Tracks begins a quote from Robyn Davidson (played in the film adaptation by Mia Wasikowska) saying that most nomads feel at home everywhere, but she was a nomad because she felt at home nowhere.  There’s a romanticism and nobility in solitude, but director John Curran can’t capture it in his adaptation of Davidson’s memoir about her lonely trek across Australia.  Her extraordinary journey is mostly uneventful, and events are what define journeys.  Otherwise it’s just distance.  The movie desperately tries to look at her travel from every physical angle, but from an emotional standpoint, we’re left to wonder why a total loner would bother sharing her story with us in the first place.

In 1975, Robyn Davidson launches a plan to walk from Alice Springs in Central Australia all the way to the Indian Ocean, a distance of approximately 1,700 miles.  After spending two years learning how to ride and train camels, Davidson officially sets out on her journey on April 9, 1977 with the sponsorship of National Geographic.  The sponsorship requires that she meets up with photographer Rick Smolan (Adam Driver) periodically, and she does so with great reluctance.  Davidson feels ill at ease among other people, and is at peace when walking with her dog Diggity and her four camels.  Along the way, she has a mostly unremarkable walk, and uses the few people she meets as resources.

tracks-mia-wasikowska

The film effectively conveys why Davidson doesn’t want to be around others, but her need for solitude seems incongruous with a movie that asks us to spend about two hours with her.  A journey she wants (at least initially) to be private now has us gawking at her trudge through hundreds of miles of open desert.  When we see her early in the film, she begrudgingly works for others so she can get her camels, but the most telling scene is the social anxiety she experiences when surrounded by her friend and friends of her friend.  Their incessant chatting makes Davidson feel even more alone, and we can sympathize with her need to get away.
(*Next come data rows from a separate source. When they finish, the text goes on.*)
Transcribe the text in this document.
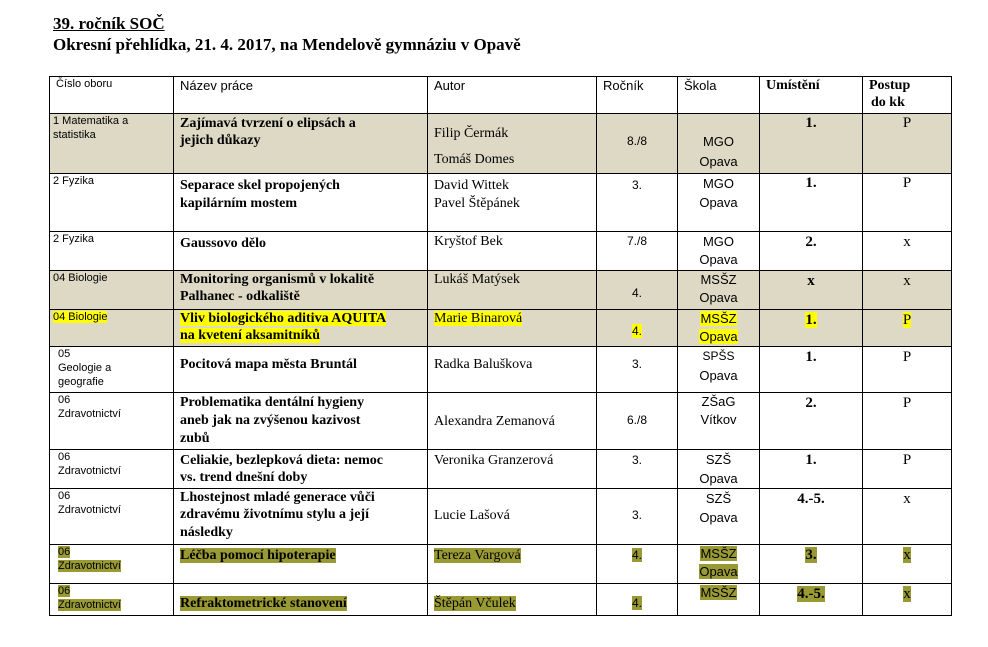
39. ročník SOČ
Okresní přehlídka, 21. 4. 2017, na Mendelově gymnáziu v Opavě
Číslo oboru	Název práce	Autor	Ročník	Škola	Umístění	Postup
do kk

1 Matematika a
statistika	Zajímavá tvrzení o elipsách a
jejich důkazy	Filip Čermák
Tomáš Domes	8./8	MGO
Opava	1.	P

2 Fyzika	Separace skel propojených
kapilárním mostem	David Wittek
Pavel Štěpánek	3.	MGO
Opava	1.	P

2 Fyzika	Gaussovo dělo	Kryštof Bek	7./8	MGO
Opava	2.	x

04 Biologie	Monitoring organismů v lokalitě
Palhanec - odkaliště	Lukáš Matýsek	4.	MSŠZ
Opava	x	x

04 Biologie	Vliv biologického aditiva AQUITA
na kvetení aksamitníků	Marie Binarová	4.	MSŠZ
Opava	1.	P

05
Geologie a
geografie	Pocitová mapa města Bruntál	Radka Baluškova	3.	SPŠS
Opava	1.	P

06
Zdravotnictví	Problematika dentální hygieny
aneb jak na zvýšenou kazivost
zubů	Alexandra Zemanová	6./8	ZŠaG
Vítkov	2.	P

06
Zdravotnictví	Celiakie, bezlepková dieta: nemoc
vs. trend dnešní doby	Veronika Granzerová	3.	SZŠ
Opava	1.	P

06
Zdravotnictví	Lhostejnost mladé generace vůči
zdravému životnímu stylu a její
následky	Lucie Lašová	3.	SZŠ
Opava	4.-5.	x

06
Zdravotnictví	Léčba pomocí hipoterapie	Tereza Vargová	4.	MSŠZ
Opava	3.	x

06
Zdravotnictví	Refraktometrické stanovení	Štěpán Včulek	4.	MSŠZ	4.-5.	x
However, Davidson has nowhere substantial to go.  It’s an internal journey and one rarely touched by external forces.  It rarely feels like she’s even communing with nature.  The only way to go is forward, and that’s not a journey.  That’s a direction.  Her few interactions with other people lack any depth.  Rick mostly annoys her, and Mr. Eddie (Roly Mintuma), her temporary guide through sacred ground, is a nice companion.  She shares nothing of herself with these people, and so again, we’re left to wonder why she would share it with us.

tracks-mia-wasikowska

If we get anything substantial from Tracks, it’s the gorgeous landscape.  Davidson occasionally soaks it in, and at other times combats it, but cinematographer Mandy Walker and editor Alexandre de Franceschi deserve some kind of special award for trying to find about 800 different ways to present what is essentially the same scene.  They use long shots, wide shots, dissolves, close-ups, bird’s-eye-views, and more.  The presentation doesn’t provide much emphasis on the drama, but there’s not much to emphasize.  At least they bring some variety to a monotonous trip.

Tracks attempts to put us in Davidson’s tattered walking shoes, but she’s a reserved figure who believes she can do something extraordinary, and doesn’t need anyone watching to prove it.  I’m surprised she eventually decided to write about her experiences because nothing we see in the movie provides an impetus to start opening up.  Not every extraordinary human experience needs to become a story if it’s not in the storyteller’s character.  There’s nothing wrong with a person wanting to keep a personal accomplishment private.  It becomes wrong when you present that personal journey, and fail to make it little more than tiresome stroll.